In pediatric dentistry, solutions, emulsions, ointments, pastes, gels, aerosols are used, as well as special dispersed tablets, caramels and children's chewing gum. They contain highly concentrated anesthetics without vasoconstrictors. Most often, dentists use solutions, sprays and aerosols.

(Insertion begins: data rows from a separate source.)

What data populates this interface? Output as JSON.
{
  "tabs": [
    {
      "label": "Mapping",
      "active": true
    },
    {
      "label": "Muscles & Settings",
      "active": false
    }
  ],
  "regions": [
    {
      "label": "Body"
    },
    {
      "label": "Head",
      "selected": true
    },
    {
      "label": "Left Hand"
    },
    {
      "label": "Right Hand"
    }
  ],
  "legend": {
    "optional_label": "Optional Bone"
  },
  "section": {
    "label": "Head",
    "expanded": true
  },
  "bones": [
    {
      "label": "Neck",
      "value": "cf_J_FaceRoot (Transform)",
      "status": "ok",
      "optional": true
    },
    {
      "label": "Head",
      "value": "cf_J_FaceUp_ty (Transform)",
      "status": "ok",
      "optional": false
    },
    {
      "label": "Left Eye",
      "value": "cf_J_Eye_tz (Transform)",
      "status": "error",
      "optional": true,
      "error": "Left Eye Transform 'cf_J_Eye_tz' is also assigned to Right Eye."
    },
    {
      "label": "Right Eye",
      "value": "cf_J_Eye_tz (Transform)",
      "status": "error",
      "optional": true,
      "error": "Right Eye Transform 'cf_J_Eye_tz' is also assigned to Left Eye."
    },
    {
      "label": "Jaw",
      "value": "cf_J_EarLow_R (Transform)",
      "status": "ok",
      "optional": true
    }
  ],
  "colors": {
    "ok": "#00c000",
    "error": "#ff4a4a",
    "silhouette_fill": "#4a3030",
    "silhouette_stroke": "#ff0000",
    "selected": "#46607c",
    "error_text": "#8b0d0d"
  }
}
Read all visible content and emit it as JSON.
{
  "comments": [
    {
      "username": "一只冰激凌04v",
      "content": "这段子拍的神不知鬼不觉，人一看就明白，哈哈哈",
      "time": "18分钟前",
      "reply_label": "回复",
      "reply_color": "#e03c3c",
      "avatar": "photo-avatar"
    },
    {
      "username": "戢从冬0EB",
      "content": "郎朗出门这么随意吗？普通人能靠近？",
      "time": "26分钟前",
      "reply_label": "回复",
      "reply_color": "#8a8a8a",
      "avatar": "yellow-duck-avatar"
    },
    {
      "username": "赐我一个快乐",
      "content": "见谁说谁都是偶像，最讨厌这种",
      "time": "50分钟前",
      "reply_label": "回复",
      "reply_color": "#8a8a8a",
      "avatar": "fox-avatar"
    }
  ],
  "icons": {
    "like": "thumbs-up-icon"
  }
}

- "Babident" is intended for pain relief during the eruption of primary teeth in infants. Apply 1-2 drops of the solution with a cotton swab or finger to the mucous membrane of the gums 1-3 times a day.
- In pediatric dentistry, Perylene-Ultra solution is often used.
- The most popular gels and pastes are “Xylonor”, “Instilagel”, “Aroma paste carried”, Jen-Dental, Xyligel.
- The most commonly used ointments are 2-3% dicaine, 5% lidocaine, 2-3% falicaine, etc.